今回は、2つの大きな提案が理事会から評議会になされた。
まず、上記(6)(1-a)について、これは現規約においてはそのような選択肢がないことを受けての提案であり、ロシア・アカデミーのメンバー権を即停止することの提案ではなかったにも関わらず、誤解され、初回の評議会では混乱した議論となった。さらに、当該国の政府から予算を受ける学術団体のメンバーシップ停止と、当該国から参加する科学者との交流を禁止することとが混同され、それが提案されたわけではないにも関わらず、後者はあってはならないことだという意見が何度も表明されるという混乱となった。
同様に、上記(6)(1-b)についても、当該国の政府から予算配分を受ける活動との国際協力は推奨しないということが、当該国の科学者を排除すべきであるとの提案と誤解される混乱があった。

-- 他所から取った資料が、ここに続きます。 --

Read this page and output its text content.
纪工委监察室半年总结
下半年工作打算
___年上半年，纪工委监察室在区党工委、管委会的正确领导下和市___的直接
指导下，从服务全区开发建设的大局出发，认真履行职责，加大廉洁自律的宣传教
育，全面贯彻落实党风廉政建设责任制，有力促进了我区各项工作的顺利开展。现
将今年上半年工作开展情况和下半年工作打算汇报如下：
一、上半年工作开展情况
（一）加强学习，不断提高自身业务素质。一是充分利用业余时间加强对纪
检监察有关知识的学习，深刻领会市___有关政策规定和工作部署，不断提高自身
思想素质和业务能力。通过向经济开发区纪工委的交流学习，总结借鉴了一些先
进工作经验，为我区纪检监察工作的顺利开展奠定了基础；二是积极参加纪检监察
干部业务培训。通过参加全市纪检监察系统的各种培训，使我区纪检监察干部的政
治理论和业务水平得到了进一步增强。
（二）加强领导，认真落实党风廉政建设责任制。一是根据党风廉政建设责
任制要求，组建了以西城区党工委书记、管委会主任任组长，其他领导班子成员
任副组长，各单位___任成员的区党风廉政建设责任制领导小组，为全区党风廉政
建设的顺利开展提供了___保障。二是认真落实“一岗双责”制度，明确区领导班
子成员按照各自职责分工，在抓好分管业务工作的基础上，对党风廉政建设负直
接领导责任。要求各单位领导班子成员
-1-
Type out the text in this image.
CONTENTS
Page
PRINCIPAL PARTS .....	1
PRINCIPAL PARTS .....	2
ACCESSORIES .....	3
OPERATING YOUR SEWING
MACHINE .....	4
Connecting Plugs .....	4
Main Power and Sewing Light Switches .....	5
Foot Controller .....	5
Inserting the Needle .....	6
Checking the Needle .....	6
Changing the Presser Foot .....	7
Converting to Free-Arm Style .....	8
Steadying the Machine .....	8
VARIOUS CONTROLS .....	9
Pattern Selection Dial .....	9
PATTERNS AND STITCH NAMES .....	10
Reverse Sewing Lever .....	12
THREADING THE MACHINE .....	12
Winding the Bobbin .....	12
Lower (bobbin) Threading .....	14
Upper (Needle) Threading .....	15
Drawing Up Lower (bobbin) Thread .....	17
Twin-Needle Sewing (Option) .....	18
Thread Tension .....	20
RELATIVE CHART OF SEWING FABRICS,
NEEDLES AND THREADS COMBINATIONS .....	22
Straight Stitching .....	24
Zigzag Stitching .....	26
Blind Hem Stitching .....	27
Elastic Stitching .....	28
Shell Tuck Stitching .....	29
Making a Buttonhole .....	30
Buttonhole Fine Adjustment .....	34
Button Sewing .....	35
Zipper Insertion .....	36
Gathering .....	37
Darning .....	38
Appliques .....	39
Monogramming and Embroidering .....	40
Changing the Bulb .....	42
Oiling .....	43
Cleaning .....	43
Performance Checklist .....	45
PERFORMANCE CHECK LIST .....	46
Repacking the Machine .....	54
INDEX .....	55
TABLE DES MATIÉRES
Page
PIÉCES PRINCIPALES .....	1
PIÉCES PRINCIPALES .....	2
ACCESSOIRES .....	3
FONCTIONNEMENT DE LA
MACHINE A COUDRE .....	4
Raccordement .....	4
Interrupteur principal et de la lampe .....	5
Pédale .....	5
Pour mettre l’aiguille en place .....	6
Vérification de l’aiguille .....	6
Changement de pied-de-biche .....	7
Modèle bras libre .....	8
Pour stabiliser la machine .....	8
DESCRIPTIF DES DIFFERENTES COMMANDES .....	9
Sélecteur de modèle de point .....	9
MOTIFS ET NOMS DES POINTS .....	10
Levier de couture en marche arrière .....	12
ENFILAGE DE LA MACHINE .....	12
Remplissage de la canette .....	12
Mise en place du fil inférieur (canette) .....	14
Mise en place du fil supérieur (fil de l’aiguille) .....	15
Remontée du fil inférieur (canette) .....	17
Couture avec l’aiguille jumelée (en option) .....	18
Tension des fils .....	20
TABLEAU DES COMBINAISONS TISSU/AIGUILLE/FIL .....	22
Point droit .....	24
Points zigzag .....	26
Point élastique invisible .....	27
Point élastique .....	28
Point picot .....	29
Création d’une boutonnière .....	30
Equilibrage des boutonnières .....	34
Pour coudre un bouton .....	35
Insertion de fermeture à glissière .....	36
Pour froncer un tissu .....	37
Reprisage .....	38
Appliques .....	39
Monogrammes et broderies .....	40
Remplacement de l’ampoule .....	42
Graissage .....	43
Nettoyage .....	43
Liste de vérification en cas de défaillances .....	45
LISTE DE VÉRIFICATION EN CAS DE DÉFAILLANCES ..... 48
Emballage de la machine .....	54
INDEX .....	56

いずれについても、第2回評議会前に理事会において議論して対応策を構築し、採決時点では混乱の無い状態となっていた。
一方で、この誤解は理解できるものである。個々の科学者レヴェルでの交流から全世界で成果を共創し共有することは、プロジェクトレヴェルでの国際協力が可能であれば、さらに大きく加速する。後者が可能ではない状況にあっても前者は原理的には可能だが、特に宇宙科学のような分野においては、実質的にはきわめて限定的となってしまうからである。
新期理事会メンバーの所属国は、以下の通り:会長=ドイツ、副会長=フランス、イタリア、理事メンバー=英国、ドイツ、ポーランド、米国、日本、中国。